1.11 agrarisch aanverwant bedrijf/ bedrijf met agrarisch aanverwante functies:
een bedrijf of functie dat qua aard van de bedrijfsuitoefening vergelijkbaar is met het agrarisch bedrijf;
1.12 ammoniakbuffergebied:
gebied in een zone van 250 meter rondom zeer gevoelige natuur in het Gelders natuurnetwerk waar de emissie van ammoniak niet mag toenemen bij uitbreiding van niet-grondgebonden veehouderij;
1.13 antenne:
stang of stangenstelsel respectievelijk draad of draadsamenstel en apparatuur voor het ontvangen van elektromagnetische golven;
1.14 archeologische waarde(n):
waarde(n) die bestaan uit de aanwezigheid van een bodemarchief met sporen van vroegere menselijke bewoning en/of grondgebruik daarin, en als zodanig van wetenschappelijk belang zijn en het cultuurhistorisch erfgoed vertegenwoordigen;
1.15 archeologische verwachtingswaarde(n):
verwachtingswaarde(n), die kunnen bestaan uit de aanwezigheid van een bodemarchief met sporen van vroegere menselijke bewoning en/of grondgebruik daarin, en als zodanig van wetenschappelijk belang kunnen zijn en het cultuurhistorisch erfgoed kunnen vertegenwoordigen;
1.16 bebouwing:
één of meer gebouwen en/of bouwwerken geen gebouwen zijnde;
1.17 Bed and Breakfast:
een kleinschalige, aan de woonfunctie ondergeschikte bedrijfsmatige logiesverstrekkende voorziening voor kortdurend toeristisch verblijf met ontbijt, die deel uitmaakt van het hoofdgebouw en/of is gevestigd in (vrijstaande) bijgebouwen;
1.18 bedrijfsgebouw:
een gebouw dat dienst doet voor de uitoefening van één of meer bedrijfsactiviteiten;
1.19 bedrijfswoning:
een woning in of bij een gebouw of op een terrein, bedoeld voor (het huishouden van) een persoon, wiens huisvesting daar gelet op de bestemming van het gebouw of het terrein, noodzakelijk is.

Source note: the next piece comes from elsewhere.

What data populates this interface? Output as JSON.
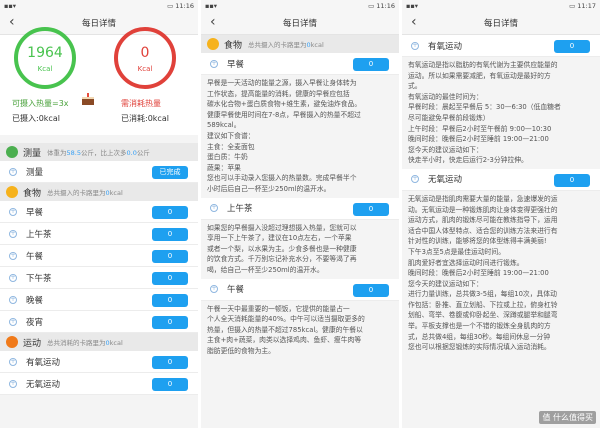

1.20 beperkt kwetsbaar object:
een object waarvoor ingevolge het Besluit externe veiligheid inrichtingen een richtwaarde voor het risico c.q. een risicoafstand is bepaald, waarmee rekening moet worden gehouden;
1.21 beschermingszone natte landnatuur:
gebied in een zone rondom natte natuur in het Gelders natuurnetwerk waar ter bescherming van die natte natuur in beginsel geen ruimtelijke of waterhuishoudkundige ontwikkeling mogelijk is die door hydrologische beïnvloeding via het grondwatersysteem negatief effect heeft op de natte natuurwaarden;
1.22 bestaand:
bij gebruik:
het legale gebruik zoals aanwezig op het moment van inwerkingtreding van het plan, tenzij in de regels anders is bepaald;
bij bouwwerken:
de legaal aanwezige bebouwing die op het moment van terinzagelegging van het vastgesteldbestemmingsplan bestaat, wordt gebouwd of mag worden gebouwd krachtens een daartoe verleende omgevingsvergunning.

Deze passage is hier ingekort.